Yes, the Flames are winless to start the NHL season, having suffered two losses in a home-and-home series with the Vancouver Canucks.
And, yes, Calgary captain Jarome Iginla, who finished third in the NHL with a career-high 98 points last season, is still looking for his first point of the current campaign and is a minus-3.
But, no, Calgary isn't panicking, and the club looks to get on track Tuesday night when it hosts the Colorado Avalanche.
What do the Flames have to do to win some games? Get back to basics, according to Iginla, especially with the man advantage where Calgary is 0-for-13 to start the season.
"I don't know if I'll take it upon myself. We all want to be better. I want to be better, have to be better," Iginla told the Calgary Sun. "I look at the power play, I get to play a lot of minutes on it, and we haven't produced at all. One goal in each of those games, especially early, would have been a big difference.
"You don't go into it thinking, 'I've got to do this.
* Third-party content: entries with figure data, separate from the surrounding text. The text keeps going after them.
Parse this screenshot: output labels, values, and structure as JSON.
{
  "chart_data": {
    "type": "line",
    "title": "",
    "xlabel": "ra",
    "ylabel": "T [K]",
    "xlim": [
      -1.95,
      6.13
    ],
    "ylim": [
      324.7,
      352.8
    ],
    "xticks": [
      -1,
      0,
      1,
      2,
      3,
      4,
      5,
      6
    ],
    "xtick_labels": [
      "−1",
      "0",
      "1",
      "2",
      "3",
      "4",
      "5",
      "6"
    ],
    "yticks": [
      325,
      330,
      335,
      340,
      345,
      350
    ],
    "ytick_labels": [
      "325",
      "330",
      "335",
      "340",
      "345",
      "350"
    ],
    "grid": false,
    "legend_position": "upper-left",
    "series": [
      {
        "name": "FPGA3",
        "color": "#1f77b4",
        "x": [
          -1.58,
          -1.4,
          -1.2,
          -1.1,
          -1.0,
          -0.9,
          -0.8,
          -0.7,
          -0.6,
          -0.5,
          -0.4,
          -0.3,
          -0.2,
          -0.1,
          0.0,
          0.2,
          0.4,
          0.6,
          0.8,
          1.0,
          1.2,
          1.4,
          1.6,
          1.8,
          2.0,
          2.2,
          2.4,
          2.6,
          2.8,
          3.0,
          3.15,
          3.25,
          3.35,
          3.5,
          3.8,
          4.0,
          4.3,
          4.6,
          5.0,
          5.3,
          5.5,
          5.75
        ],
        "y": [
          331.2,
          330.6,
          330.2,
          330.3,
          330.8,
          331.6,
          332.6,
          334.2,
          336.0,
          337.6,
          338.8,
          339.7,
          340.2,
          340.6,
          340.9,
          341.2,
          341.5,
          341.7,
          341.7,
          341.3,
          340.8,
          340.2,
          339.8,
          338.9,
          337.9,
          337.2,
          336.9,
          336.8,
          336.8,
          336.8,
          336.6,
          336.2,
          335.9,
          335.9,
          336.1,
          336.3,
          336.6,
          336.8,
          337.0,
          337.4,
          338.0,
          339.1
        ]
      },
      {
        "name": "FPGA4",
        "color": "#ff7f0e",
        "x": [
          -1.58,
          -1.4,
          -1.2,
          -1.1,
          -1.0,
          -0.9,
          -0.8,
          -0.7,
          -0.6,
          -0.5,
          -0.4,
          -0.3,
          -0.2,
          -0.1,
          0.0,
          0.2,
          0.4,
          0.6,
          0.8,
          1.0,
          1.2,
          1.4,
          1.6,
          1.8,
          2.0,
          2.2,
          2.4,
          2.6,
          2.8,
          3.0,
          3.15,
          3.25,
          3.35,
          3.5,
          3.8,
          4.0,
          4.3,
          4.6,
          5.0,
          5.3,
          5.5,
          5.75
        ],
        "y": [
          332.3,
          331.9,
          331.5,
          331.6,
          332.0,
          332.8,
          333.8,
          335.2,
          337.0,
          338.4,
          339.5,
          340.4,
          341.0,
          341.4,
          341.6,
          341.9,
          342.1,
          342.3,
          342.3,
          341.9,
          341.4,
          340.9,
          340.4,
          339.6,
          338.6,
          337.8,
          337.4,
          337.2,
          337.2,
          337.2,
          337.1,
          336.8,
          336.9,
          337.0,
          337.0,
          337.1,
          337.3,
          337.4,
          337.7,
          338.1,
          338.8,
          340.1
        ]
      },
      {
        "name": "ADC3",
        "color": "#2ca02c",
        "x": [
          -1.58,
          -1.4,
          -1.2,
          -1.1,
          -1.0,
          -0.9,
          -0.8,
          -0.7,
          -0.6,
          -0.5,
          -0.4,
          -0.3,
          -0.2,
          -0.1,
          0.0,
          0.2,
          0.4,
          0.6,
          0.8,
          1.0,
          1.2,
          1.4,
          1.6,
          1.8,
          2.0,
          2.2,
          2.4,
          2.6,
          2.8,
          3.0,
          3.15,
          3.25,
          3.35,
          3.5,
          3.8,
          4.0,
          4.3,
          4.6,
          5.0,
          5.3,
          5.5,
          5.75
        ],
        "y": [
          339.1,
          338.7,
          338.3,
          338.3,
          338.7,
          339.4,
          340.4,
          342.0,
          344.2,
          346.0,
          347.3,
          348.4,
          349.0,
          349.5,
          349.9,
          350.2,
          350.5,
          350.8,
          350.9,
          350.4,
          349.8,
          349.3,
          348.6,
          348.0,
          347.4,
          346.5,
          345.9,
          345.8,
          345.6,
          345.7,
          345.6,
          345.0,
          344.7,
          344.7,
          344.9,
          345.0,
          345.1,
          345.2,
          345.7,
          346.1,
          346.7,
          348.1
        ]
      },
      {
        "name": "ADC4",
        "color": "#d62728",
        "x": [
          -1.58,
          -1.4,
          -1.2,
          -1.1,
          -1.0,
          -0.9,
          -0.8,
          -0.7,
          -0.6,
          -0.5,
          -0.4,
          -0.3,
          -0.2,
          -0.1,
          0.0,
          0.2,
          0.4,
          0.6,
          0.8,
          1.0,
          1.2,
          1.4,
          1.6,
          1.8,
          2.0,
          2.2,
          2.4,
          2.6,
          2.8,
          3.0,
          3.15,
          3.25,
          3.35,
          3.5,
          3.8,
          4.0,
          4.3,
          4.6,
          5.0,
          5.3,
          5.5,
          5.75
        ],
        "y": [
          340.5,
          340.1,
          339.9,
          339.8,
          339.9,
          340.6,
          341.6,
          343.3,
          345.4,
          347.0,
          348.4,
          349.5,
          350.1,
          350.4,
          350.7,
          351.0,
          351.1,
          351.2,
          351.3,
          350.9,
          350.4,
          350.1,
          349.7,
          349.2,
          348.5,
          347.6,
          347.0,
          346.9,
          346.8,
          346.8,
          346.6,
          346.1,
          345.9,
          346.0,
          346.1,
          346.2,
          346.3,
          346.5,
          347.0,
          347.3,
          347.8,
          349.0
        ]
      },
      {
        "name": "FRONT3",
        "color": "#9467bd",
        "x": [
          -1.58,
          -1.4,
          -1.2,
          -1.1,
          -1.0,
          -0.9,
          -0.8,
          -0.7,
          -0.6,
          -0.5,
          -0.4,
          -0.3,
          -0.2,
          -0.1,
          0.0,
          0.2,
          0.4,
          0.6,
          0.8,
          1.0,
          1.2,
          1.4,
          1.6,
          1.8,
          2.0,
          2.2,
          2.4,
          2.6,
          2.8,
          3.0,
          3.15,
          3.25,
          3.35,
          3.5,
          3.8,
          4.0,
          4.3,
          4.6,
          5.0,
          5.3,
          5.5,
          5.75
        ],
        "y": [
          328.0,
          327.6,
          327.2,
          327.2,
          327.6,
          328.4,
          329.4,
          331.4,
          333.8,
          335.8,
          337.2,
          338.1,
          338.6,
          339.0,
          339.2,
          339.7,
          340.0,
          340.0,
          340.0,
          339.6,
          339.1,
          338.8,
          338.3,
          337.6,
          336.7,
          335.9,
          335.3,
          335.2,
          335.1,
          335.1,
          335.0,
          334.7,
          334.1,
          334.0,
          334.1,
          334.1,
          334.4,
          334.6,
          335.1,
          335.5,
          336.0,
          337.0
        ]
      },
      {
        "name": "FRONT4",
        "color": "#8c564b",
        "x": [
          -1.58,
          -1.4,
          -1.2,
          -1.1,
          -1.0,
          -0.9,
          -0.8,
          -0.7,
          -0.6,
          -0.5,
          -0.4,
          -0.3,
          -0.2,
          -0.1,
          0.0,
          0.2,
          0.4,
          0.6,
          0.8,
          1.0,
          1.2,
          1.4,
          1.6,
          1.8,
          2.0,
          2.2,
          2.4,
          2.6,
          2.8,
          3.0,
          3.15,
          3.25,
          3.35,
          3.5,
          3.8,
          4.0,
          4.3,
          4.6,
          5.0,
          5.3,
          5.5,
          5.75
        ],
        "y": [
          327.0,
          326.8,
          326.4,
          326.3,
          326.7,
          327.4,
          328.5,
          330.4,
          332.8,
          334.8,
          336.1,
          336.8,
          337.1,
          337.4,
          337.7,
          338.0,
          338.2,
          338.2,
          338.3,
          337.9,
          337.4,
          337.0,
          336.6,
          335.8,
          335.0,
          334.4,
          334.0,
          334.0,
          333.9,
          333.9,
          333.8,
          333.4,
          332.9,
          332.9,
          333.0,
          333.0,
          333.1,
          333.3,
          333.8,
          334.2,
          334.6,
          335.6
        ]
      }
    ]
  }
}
I've got to do that,' or you start pressing. It's about getting back to the things I want to do — get skating, drive to the net, hitting the net with shots.
"I look at myself and know all the other guys around the room are looking at themselves, too, and are finding ways to get that first win."
Iginla's lack of productivity aside, some Calgary players are hitting the mark. Off-season acquisitions Rene Bourque and Michael Cammalleri both had a goal and an assist in Saturday's 5-4 overtime loss.
The Flames can also take solace in the fact that Tuesday's opponent is struggling just as badly as they are.
The Avalanche dropped their first two games of the season — after a 5-4 defeat to visiting Boston on Thursday, Colorado fell 3-2 at Edmonton on Sunday — and are now in danger of getting off to their worst start to a season since the 1998-99 campaign when they lost four in a row.
Like the Flames, the Avs aren't in panic mode.
"I mean, of course there's no panic in here," Avalanche captain Joe Sakic told the Denver Post.
"We've had bad bounces, but over the course of a year, you're going to have some go against you and some for you. You can't let that affect the way you're going to play the game. If you're not playing well, you might get a couple breaks and get a couple cheap wins, but you're going to lose most of them."
The Flames host Edmonton Friday and then visit the Oilers the next night (CBC, 10 p.m. ET) in a home-and-home series between the Northwest Division rivals.